Wiktionary has Arch- as a prefix: Chief or Highest. Two example that come to mind are archrival or archbishop. Arch-natural seems to indicate nature which has been elevated to it's highest degree while still remaining nature.

Waite is a little confusing when he uses "super-addition." I don't think he means something outside of nature as in supernatural, but something above our natural humanity but still part of our humanity. See Superadd.

It's a fine line of distinction but an important one to be drawn I think.

As an aside, it's interesting to get Waite's take on the pentagram and hexagram. :)
 

Teheuti

Arch-natural seems to indicate nature which has been elevated to it's highest degree while still remaining nature.
Yes, this is what Waite was aspiring to with his Fellowship of the Rosy Cross.
 

Yelell

Going back to sentence 12:

The word arch-natural doesn't appear in the Oxford English Dictionary (OED) or in Wiktionary.
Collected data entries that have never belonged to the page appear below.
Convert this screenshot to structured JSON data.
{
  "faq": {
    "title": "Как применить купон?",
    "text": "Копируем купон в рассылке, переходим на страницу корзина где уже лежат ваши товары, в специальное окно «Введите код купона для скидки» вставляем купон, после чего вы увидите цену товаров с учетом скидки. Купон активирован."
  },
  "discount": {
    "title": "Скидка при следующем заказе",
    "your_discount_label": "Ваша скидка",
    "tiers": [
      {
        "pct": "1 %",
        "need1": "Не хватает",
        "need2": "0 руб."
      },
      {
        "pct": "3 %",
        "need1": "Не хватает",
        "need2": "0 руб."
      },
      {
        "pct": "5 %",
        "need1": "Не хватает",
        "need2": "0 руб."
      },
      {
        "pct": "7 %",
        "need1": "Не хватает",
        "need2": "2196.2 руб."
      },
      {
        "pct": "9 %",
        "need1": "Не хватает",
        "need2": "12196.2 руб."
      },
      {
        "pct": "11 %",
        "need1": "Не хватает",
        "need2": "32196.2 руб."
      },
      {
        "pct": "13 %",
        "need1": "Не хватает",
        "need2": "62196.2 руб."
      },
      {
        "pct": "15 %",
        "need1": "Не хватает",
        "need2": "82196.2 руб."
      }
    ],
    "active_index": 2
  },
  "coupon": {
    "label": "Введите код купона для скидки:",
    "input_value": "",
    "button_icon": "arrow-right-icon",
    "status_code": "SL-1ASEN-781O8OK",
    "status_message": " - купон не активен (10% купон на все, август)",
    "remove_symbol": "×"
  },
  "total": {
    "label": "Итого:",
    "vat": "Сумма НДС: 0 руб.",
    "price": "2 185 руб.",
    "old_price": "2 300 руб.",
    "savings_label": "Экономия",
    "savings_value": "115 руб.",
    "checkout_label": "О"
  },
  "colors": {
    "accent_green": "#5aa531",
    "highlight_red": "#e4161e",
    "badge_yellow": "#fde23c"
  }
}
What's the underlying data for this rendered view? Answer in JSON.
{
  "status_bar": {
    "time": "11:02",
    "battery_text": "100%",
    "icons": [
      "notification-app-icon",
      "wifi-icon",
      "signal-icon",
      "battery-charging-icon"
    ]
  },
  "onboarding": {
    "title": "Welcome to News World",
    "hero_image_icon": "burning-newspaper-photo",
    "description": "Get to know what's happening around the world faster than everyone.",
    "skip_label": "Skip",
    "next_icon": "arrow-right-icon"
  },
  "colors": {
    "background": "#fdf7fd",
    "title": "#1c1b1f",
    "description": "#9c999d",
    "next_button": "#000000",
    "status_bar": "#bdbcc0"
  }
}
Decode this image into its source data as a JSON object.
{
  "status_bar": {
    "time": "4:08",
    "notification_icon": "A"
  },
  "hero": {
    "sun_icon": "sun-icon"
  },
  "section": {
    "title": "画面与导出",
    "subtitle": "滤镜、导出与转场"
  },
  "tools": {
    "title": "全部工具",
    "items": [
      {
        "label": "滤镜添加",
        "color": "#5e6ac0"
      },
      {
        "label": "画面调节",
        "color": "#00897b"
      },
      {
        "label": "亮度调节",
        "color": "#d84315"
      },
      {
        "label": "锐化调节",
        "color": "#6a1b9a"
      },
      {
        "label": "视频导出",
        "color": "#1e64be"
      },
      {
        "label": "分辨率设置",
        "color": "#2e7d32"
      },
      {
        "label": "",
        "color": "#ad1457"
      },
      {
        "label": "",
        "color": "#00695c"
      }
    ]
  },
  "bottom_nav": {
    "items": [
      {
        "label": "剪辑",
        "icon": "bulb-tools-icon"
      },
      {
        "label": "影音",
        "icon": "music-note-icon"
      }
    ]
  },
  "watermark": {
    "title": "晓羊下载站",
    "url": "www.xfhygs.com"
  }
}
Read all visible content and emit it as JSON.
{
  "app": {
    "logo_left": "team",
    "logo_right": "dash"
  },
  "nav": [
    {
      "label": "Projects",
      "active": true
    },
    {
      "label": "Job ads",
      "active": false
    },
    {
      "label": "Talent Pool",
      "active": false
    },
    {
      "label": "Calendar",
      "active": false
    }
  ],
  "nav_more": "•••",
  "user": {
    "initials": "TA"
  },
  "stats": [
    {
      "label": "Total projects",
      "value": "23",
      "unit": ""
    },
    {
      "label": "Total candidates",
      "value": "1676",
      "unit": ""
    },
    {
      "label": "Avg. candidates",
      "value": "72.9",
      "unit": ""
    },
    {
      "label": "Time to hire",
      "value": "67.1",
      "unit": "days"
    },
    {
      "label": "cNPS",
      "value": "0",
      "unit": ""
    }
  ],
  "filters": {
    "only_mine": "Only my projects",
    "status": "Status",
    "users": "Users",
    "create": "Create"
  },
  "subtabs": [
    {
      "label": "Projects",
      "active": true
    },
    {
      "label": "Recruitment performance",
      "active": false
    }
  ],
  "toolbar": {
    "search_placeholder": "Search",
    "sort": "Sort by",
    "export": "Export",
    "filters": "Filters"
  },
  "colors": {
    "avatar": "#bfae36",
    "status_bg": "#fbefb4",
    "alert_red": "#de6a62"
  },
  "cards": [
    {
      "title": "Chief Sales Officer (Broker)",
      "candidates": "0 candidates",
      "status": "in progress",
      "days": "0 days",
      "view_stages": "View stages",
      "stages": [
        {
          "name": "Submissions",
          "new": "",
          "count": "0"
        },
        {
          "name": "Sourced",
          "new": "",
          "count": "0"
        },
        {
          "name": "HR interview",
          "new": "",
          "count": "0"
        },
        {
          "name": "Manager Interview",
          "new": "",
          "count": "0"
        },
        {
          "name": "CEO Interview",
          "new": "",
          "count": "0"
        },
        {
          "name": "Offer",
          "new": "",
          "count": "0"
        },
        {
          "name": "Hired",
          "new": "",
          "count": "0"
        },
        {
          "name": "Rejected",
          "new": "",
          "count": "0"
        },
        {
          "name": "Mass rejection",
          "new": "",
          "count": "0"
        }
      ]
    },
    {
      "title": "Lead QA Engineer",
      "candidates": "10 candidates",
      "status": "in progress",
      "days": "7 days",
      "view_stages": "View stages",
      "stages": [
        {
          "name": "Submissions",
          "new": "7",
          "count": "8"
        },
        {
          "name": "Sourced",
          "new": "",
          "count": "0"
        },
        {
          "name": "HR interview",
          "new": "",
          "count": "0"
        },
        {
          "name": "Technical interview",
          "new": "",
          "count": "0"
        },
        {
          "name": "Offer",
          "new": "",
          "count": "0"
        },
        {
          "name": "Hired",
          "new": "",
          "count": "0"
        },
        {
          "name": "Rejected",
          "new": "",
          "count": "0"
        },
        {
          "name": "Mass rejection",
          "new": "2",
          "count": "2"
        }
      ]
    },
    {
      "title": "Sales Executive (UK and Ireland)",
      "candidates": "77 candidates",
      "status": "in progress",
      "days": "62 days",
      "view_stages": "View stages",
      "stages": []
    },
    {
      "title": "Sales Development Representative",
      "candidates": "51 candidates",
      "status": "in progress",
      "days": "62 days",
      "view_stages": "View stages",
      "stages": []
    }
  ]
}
Waite uses it many times in The Hidden Church of the Holy Graal and other works. Before that it appears mostly in the work of Thomas Lake Harris. Waite equates it here with 'mystical' but it is more specifically the presence of the eternal and divine in the world (or in a person or entity or thing) while still in this worldly life. It may come from Swedenborgian materials regarding the emergence of a new and higher nature of man.

Here's the clearest explanation I could find in Waite's other works.


Some inexact synonyms might be: Transcendent, spiritual, mystical, metaphysical, ethereal, adept. 'Physical but free from all disabilities.'



The only place I have heard of the word archnatural was refering to Christ. Archnatural was to be a man wholy untouched by sin and unfallen, ie that sort of perfection, and Jesus was the only example.